We have successfully implemented generational ids to improve performance. However, DropItems are still plain vector. So why not converting it to generational ids too?

I benchmarked the performance with about 400 DropItems on transport belts.

image

Current:

image

With generational ids:

image

Very interestingly, the performance after "improvement" by generational id is actually worse than before.

My guess is that there is a significant overhead in creating iterator in SplitSlice::dyn_iter_id even though the returning iterator is statically dispatched. Because every DropItem has to check every other DropItem for collision detection in every frame, this calculation is not trivial.

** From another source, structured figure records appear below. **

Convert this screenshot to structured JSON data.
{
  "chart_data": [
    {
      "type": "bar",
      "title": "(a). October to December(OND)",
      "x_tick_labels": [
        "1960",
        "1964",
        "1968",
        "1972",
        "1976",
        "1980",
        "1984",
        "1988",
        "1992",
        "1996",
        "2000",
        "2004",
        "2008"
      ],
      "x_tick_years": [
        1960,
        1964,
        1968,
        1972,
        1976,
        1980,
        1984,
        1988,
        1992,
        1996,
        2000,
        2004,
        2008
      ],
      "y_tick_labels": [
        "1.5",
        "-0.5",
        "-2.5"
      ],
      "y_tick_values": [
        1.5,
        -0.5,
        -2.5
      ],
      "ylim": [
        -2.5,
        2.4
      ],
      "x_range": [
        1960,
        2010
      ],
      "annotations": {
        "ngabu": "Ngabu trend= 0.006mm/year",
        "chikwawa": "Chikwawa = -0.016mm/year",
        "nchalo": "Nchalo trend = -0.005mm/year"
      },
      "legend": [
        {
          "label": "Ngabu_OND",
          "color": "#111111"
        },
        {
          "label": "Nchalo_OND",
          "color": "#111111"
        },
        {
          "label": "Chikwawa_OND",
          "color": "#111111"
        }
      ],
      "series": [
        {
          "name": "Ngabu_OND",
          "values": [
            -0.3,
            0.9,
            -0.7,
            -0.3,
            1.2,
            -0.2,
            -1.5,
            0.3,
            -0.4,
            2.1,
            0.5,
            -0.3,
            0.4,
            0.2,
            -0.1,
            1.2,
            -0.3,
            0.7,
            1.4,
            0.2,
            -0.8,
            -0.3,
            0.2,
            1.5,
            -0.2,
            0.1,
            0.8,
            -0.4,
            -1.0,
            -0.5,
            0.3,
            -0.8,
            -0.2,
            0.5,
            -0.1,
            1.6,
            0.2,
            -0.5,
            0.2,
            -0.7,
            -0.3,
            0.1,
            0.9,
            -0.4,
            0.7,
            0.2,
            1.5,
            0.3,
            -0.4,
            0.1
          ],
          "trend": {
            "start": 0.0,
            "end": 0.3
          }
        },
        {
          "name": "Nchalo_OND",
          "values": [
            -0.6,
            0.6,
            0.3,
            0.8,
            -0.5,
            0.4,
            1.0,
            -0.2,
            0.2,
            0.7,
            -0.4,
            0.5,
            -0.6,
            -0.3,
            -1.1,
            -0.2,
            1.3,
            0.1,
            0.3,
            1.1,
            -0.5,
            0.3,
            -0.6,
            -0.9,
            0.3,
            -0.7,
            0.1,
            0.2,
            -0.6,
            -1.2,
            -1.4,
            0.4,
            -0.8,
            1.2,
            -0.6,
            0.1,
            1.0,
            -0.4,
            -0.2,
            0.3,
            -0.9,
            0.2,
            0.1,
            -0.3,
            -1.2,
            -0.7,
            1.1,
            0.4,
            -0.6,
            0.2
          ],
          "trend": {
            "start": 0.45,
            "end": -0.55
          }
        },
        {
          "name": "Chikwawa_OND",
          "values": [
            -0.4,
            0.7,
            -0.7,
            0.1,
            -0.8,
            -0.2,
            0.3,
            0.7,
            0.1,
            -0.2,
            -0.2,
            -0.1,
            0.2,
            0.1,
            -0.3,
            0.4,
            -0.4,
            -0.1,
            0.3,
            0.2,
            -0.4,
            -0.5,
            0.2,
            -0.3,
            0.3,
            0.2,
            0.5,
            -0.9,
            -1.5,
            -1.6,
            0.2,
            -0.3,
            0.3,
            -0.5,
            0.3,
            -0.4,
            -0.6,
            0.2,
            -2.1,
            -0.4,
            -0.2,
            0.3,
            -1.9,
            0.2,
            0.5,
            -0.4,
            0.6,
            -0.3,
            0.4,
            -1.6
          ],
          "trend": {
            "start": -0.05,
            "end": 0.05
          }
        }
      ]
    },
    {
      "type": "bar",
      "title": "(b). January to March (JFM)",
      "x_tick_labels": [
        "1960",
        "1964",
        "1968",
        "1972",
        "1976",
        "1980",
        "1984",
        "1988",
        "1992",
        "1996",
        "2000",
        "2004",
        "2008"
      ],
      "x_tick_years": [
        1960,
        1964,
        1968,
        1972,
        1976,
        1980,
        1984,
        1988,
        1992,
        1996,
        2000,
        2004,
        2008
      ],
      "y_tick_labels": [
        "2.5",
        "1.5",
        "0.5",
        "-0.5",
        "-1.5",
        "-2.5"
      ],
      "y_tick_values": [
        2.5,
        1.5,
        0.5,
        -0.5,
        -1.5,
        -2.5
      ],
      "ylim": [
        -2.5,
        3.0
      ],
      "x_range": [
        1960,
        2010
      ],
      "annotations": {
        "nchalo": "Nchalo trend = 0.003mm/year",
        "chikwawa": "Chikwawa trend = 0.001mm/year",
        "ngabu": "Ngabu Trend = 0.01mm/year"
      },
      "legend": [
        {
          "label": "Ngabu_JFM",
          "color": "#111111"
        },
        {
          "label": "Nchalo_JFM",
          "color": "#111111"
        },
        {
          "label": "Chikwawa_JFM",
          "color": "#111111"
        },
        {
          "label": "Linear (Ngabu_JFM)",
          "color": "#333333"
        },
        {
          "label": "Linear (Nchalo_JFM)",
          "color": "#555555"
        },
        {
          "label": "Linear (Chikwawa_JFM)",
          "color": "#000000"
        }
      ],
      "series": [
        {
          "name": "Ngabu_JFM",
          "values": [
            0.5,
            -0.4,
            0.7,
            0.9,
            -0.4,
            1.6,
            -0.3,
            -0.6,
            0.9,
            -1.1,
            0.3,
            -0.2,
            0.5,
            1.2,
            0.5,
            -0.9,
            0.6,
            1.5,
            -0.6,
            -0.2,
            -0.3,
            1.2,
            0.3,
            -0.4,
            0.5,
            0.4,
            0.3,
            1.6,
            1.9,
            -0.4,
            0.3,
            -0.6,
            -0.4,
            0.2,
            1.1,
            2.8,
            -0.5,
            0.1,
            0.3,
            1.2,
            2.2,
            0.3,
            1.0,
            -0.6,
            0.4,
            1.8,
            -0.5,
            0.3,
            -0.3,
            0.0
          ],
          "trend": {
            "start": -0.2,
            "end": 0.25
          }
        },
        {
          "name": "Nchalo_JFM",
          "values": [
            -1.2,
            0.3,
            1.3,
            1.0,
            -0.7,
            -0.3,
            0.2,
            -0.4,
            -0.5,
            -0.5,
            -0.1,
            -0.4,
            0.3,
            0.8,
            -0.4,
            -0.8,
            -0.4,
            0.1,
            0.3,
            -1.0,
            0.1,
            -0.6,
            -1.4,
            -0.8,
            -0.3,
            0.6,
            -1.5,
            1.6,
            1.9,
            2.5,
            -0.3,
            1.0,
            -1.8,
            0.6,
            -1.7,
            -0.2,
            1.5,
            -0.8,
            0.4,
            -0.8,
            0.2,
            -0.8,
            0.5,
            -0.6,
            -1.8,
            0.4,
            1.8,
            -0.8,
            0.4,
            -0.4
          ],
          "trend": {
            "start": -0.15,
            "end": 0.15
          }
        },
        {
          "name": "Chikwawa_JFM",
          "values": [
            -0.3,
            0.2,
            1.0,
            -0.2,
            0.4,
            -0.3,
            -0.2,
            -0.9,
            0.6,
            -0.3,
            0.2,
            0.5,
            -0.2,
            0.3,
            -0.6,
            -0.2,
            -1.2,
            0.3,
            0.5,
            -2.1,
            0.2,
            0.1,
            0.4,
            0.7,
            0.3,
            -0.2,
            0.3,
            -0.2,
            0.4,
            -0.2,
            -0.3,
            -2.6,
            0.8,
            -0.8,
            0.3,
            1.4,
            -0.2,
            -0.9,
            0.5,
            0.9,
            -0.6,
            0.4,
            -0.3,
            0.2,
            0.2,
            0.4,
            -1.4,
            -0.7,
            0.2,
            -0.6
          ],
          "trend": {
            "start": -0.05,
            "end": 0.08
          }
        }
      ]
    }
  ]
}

    pub(crate) fn dyn_iter_id(&self) -> impl Iterator<Item = (GenId, &T)> + '_ {
        self.left
            .iter()
            .enumerate()
            .map(move |(i, val)| (GenId::new((i + self.left_start) as u32, val.gen), val))
            .chain(
                self.right
                    .iter()
                    .enumerate()
                    .map(move |(i, val)| (GenId::new((i + self.right_start) as u32, val.gen), val)),
            )
            .filter_map(|(i, s)| Some((i, s.item.as_ref()?)))
    }

Generational ids are good fit for Structures, because they often refer to other objects, but DropItems will never refer to other items except collision checking, so the benefit of generational id is actually not much. Another advantage of generational ids is that deletion is very fast, but DropItems don't get deleted that often (at least in the benchmark).

Clearly, we need some kind of spatial index to improve performance of collision checking, no matter generational ids are used or not.